Open livtanong opened this issue 2 months ago • 1 comments

Problem to solve

Currently, examples rely on context.*property (i.e. context.numberProperty) for controls. Setting these values triggers a rebuild, a bit like how Flutter does it. While this is fine for most cases, it cannot capture cases where an existing instance in an example is modified. It also doesn't reflect how the components within flame are actually changed.

For example, currently, TextBoxComponent doesn't reflow its text when TextBoxConfig.maxWidth is set. The text is only properly laid out when constructed, and in other cases where updateBounds is called by its superclass.

While this can be done by controls within the example itself, this is not idiomatic. This feature request would help bring this issue to light using the prescribed method to control the examples, i.e. context.numberProperty and its siblings.

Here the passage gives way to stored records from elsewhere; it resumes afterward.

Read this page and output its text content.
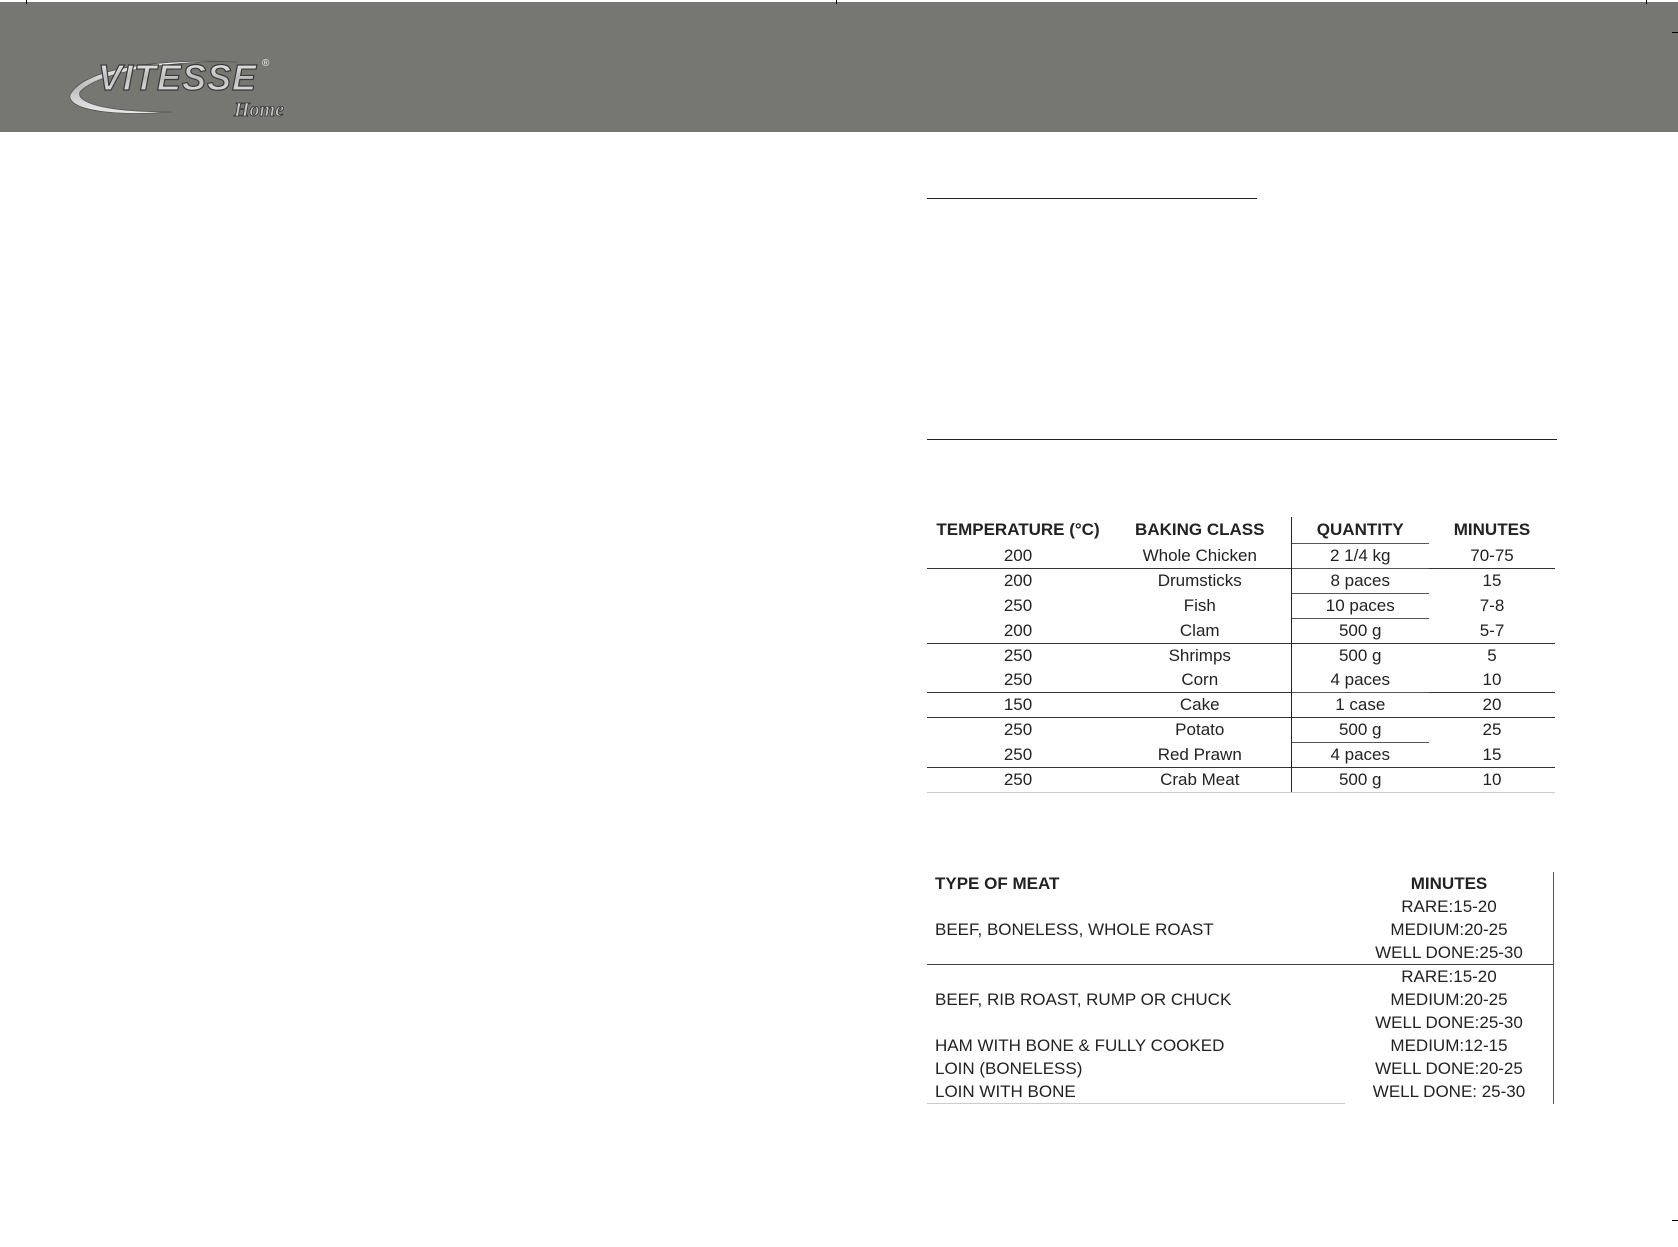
VITESSE ®
Home
TEMPERATURE (°C)	BAKING CLASS	QUANTITY	MINUTES
200	Whole Chicken	2 1/4 kg	70-75
200	Drumsticks	8 paces	15
250	Fish	10 paces	7-8
200	Clam	500 g	5-7
250	Shrimps	500 g	5
250	Corn	4 paces	10
150	Cake	1 case	20
250	Potato	500 g	25
250	Red Prawn	4 paces	15
250	Crab Meat	500 g	10
TYPE OF MEAT	MINUTES
	RARE:15-20
BEEF, BONELESS, WHOLE ROAST	MEDIUM:20-25
	WELL DONE:25-30
	RARE:15-20
BEEF, RIB ROAST, RUMP OR CHUCK	MEDIUM:20-25
	WELL DONE:25-30
HAM WITH BONE & FULLY COOKED	MEDIUM:12-15
LOIN (BONELESS)	WELL DONE:20-25
LOIN WITH BONE	WELL DONE: 25-30
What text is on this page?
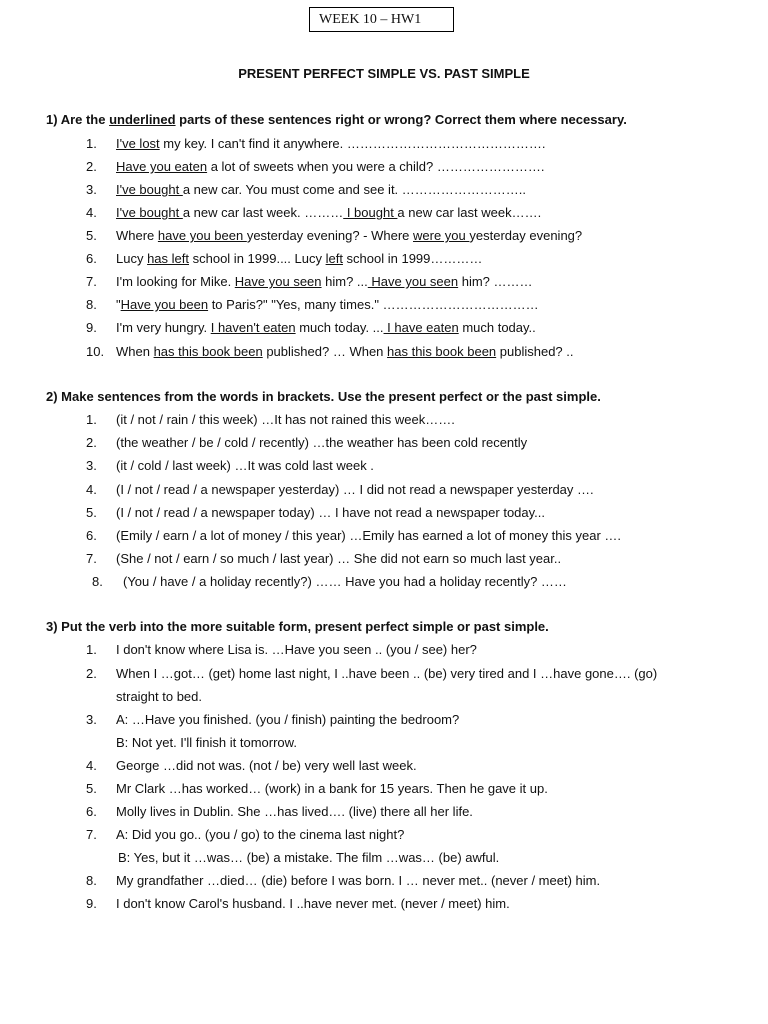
WEEK 10 – HW1
PRESENT PERFECT SIMPLE VS. PAST SIMPLE
1) Are the underlined parts of these sentences right or wrong? Correct them where necessary.
1.	I've lost my key. I can't find it anywhere. ……………………………………….
2.	Have you eaten a lot of sweets when you were a child? …………………….
3.	I've bought a new car. You must come and see it. ………………………..
4.	I've bought a new car last week. ……… I bought a new car last week…….
5.	Where have you been yesterday evening? - Where were you yesterday evening?
6.	Lucy has left school in 1999.... Lucy left school in 1999…………
7.	I'm looking for Mike. Have you seen him? ... Have you seen him? ………
8.	"Have you been to Paris?" "Yes, many times." ………………………………
9.	I'm very hungry. I haven't eaten much today. ... I have eaten much today..
10. When has this book been published? … When has this book been published? ..
2) Make sentences from the words in brackets. Use the present perfect or the past simple.
1.	(it / not / rain / this week) …It has not rained this week…….
2.	(the weather / be / cold / recently) …the weather has been cold recently
3.	(it / cold / last week) …It was cold last week .
4.	(I / not / read / a newspaper yesterday) … I did not read a newspaper yesterday ….
5.	(I / not / read / a newspaper today) … I have not read a newspaper today...
6.	(Emily / earn / a lot of money / this year) …Emily has earned a lot of money this year ….
7.	(She / not / earn / so much / last year) … She did not earn so much last year..
8.	(You / have / a holiday recently?) …… Have you had a holiday recently? ……
3) Put the verb into the more suitable form, present perfect simple or past simple.
1.	I don't know where Lisa is. …Have you seen .. (you / see) her?
2.	When I …got… (get) home last night, I ..have been .. (be) very tired and I …have gone…. (go)
straight to bed.
3.	A: …Have you finished. (you / finish) painting the bedroom?
B: Not yet. I'll finish it tomorrow.
4.	George …did not was. (not / be) very well last week.
5.	Mr Clark …has worked… (work) in a bank for 15 years. Then he gave it up.
6.	Molly lives in Dublin. She …has lived…. (live) there all her life.
7.	A: Did you go.. (you / go) to the cinema last night?
B: Yes, but it …was… (be) a mistake. The film …was… (be) awful.
8.	My grandfather …died… (die) before I was born. I … never met.. (never / meet) him.
9.	I don't know Carol's husband. I ..have never met. (never / meet) him.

This feature would also make the examples feel snappier in general.

Proposal

I propose the creation of a set of add*Property methods DashbookContext that is similar to context.*property with the addition of a newValue callback. I'd imagine the API to look something like this:

..add(
  'TextBoxComponent',
  (context) {
    final exampleGame = TextBoxExample();
    context.addNumberProperty((value) {
      final textBoxConfig = exampleGame.textBoxComponent.boxConfig;
      exampleGame.textBoxComponent.boxConfig = textBoxConfig.copyWith(maxWidth: value);
    });
    return GameWidget(
      game: exampleGame,
    );
  },
  codeLink: baseLink('rendering/text_box_example.dart'),
  info: TextBoxExample.description,
);
  • DashbookContext gets a new API for imperatively adding typed properties. In this example, context.addNumberProperty.
  • The developer would have to maintain a reference to the example game.
  • addNumberProperty takes a method whose first argument is the new value, and so the body of the callback can therefore simply imperatively set any value in the game based on the new value.
  • Everything else is the same.

Based on an initial reading of the source code, my thoughts on implementation:

  1. The property widgets would need an additional argument. Since onChanged already exists, onValueChanged would suffice. This would have the signature (newValue){}
  2. In the controls of the said widgets, the onChanged callbacks should be changed such that onValueChanged(value) would be inserted just before the call to onChanged().
  3. For existing context.*property methods, the onValueChanged callback will be a no-op.
  4. The other API would then be able to expose onValueChanged

Other

  • [x] Are you interested in working on a PR for this?

livtanong avatar Nov 19 '25 05:11 livtanong

Sounds good, I'll assign you to the issue!